"And Miss Thorley, too?" demanded Mary Rose, jealously afraid that Miss Thorley might feel hurt if she were excluded from Mr. Jerry's affections. "She's the enchanted princess, you know," she reminded him in a whisper. "You must love her."

Mr. Jerry was so silent that Mary Rose pinched his arm.

"Sure, I love Miss Thorley," he said then, very hurriedly.

"And she loves you, don't you, Miss Thorley?" Mary Rose pinched Miss Thorley's arm to remind her that something was expected of her, also.

There was a longer pause. Mary Rose had to pinch Miss Thorley's arm a second time and Mr. Jerry, himself, had to ask her in a funny shaky sort of a voice:

"Do you, Bess? Do you?"

Miss Thorley tried to frown and look away but she was not able to take her eyes from the two faces, the man's and the little girl's, which looked at her with such imploring eagerness. And what she saw in those two faces made her heart give a great throb. In a flash she knew, and knew beyond a doubt, that at last she could answer the question that had been tormenting her for over half a year. Long, long before that she had learned that everything one has in this world must be paid for and the question that had caused her to lose her red "corpuskles" had been whether she was willing to pay the price or whether she would go without the love and happiness and companionship that were offered to her.

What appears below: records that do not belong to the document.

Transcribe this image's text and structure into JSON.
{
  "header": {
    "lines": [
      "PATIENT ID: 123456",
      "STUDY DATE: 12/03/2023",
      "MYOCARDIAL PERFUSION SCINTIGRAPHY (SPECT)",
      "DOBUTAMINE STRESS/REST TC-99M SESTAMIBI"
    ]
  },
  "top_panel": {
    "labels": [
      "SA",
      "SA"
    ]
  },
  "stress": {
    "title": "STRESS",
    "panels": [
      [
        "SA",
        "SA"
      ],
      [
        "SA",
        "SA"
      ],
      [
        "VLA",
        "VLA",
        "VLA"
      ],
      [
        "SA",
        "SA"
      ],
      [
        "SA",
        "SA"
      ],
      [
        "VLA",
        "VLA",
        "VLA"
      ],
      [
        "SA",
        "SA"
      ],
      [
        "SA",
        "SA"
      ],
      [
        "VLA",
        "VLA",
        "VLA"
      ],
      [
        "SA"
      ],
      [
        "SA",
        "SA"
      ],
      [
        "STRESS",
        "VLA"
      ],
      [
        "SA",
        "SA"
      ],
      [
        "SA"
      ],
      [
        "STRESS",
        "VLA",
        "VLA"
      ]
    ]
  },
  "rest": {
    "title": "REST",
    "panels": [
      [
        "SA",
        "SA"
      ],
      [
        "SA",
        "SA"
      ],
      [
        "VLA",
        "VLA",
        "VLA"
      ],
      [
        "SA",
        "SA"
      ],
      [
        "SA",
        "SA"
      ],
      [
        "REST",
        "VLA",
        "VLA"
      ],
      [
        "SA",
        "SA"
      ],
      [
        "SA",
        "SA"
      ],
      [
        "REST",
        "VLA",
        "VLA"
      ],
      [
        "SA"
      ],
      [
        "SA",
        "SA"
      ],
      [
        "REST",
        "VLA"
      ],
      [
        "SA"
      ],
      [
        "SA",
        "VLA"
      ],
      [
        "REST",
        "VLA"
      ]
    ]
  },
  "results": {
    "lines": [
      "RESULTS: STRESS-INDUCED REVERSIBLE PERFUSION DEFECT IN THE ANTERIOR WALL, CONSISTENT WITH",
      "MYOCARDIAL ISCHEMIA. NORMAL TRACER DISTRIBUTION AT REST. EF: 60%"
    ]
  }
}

She flushed adorably as she met Mr. Jerry's anxious eyes. "I—I don't want to," she said with rueful honesty and then the words came in a hurried rush, "But I'm—I'm afraid I do! It's all your fault, Mary Rose." And she hid her pink cheeks in Mary Rose's yellow hair.

"My fault!" Mary Rose was surprised and puzzled and a wee bit hurt. She did not understand how she could be to blame.

But Mr. Jerry understood and with a quick exclamation he stopped the car. And there, behind a great clump of tall lilac bushes, he put his arms around them both. He kissed them both, too, Mary Rose first and hurriedly and then Miss Thorley, second and lingeringly.